The ADAD cohort included 16 noncarriers, four symptomatic carriers, and seven presymptomatic carriers who were a mean of 10 years from symptom onset. The group of participants with sporadic Alzheimer’s disease included 13 amyloid-positive patients, four amyloid-negative patients with MCI, and eight patients with a diagnosis of Alzheimer’s disease. The 16 ADAD noncarriers served as a control group for PiB retention and FDG uptake, and 14 age-matched healthy controls served as controls for DED binding.
At baseline, all subjects underwent PET imaging with all three tracers, as well as CSF biomarker analysis and neuropsychologic assessments. Half of the subjects had additional clinical and imaging studies three years later. The investigators used historical data to estimate the age of symptom onset in the subjects with ADAD, and thus extrapolated the imaging findings to reflect the pathologic course.
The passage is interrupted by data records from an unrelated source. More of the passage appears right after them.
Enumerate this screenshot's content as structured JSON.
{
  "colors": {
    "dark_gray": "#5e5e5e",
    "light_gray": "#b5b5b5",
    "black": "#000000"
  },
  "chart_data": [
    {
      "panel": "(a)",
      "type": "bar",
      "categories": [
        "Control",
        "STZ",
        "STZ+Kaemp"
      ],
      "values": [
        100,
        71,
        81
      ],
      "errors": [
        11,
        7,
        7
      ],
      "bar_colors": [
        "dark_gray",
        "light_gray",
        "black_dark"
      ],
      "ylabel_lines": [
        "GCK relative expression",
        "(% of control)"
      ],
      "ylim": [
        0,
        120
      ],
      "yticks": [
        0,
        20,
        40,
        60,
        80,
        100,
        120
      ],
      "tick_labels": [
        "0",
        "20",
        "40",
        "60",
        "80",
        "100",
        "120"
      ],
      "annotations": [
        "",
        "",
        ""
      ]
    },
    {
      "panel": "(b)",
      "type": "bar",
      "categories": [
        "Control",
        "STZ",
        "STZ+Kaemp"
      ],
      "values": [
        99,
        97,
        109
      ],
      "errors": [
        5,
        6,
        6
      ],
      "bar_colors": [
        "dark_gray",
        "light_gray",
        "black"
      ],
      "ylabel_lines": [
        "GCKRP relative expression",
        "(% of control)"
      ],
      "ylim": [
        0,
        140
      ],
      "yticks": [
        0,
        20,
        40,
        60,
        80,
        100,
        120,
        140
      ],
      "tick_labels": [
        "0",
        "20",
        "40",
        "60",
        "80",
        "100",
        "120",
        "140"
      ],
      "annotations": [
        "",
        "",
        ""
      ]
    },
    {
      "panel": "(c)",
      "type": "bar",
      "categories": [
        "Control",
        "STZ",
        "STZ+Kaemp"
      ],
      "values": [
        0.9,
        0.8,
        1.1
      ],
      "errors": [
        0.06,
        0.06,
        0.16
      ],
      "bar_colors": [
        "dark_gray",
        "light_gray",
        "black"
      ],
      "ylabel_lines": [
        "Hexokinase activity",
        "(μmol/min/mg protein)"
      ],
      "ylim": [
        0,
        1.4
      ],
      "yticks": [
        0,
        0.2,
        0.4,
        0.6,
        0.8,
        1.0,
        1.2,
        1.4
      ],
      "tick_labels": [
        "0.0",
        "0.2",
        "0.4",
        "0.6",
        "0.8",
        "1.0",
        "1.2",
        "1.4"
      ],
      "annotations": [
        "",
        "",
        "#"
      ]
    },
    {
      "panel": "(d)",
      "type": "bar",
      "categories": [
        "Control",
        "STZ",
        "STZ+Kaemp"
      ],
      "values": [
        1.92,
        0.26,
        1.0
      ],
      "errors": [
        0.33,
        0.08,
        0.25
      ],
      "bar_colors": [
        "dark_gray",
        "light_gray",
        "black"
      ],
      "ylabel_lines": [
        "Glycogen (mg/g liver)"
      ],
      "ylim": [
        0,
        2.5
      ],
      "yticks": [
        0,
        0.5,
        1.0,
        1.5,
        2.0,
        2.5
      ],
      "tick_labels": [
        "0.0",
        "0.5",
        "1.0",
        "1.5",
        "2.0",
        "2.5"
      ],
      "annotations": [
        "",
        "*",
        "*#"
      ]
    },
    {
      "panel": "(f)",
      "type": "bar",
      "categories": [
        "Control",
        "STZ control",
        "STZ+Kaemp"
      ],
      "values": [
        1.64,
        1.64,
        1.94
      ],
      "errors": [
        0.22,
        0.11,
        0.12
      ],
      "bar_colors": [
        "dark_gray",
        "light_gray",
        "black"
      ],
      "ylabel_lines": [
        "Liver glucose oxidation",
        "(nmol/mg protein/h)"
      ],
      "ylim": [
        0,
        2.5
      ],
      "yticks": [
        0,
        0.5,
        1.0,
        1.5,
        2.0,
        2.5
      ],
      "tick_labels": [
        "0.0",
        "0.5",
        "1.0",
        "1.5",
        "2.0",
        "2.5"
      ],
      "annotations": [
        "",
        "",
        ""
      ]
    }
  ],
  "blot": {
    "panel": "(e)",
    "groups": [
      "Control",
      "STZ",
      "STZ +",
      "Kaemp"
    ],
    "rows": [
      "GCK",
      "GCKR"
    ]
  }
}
Form of Disease May Affect Astrocyte Activation
At baseline, the researchers found significant between-group differences in all three imaging studies. PiB-positive patients with MCI and patients with Alzheimer’s disease from the sporadic and ADAD cohorts had the highest PiB retention. Presymptomatic carriers, however, had significantly higher DED binding than did any of the other groups. The increased astrocytosis that occurs with higher DED binding occurred in particular in the following four of 12 brain regions surveyed: the anterior cingulate cortex, the thalamus, and the frontal and parietal regions. DED binding in the sporadic Alzheimer’s disease and ADAD groups was not statistically different from that seen in a group of healthy control patients, except for a trend for higher binding in the frontal region.
In most brain regions at baseline, FDG uptake was greater in presymptomatic carriers and healthy controls than in either the PiB-positive MCI, sporadic Alzheimer’s disease, or ADAD groups, but there were no significant differences between the presymptomatic carriers and healthy controls or between the PiB-positive MCI, sporadic Alzheimer’s disease, or ADAD groups. FDG uptake at baseline was lower in the left parietal region of presymptomatic carriers than in the healthy controls. At follow-up, this difference spread to the left posterior cingulate cortex and other parietal regions and to the left middle frontal gyrus and the bilateral cuneus. Presymptomatic carriers had significantly greater FDG uptake in the frontal and temporal regions and the right thalamus than did PiB-positive patients with MCI. This difference persisted through follow-up.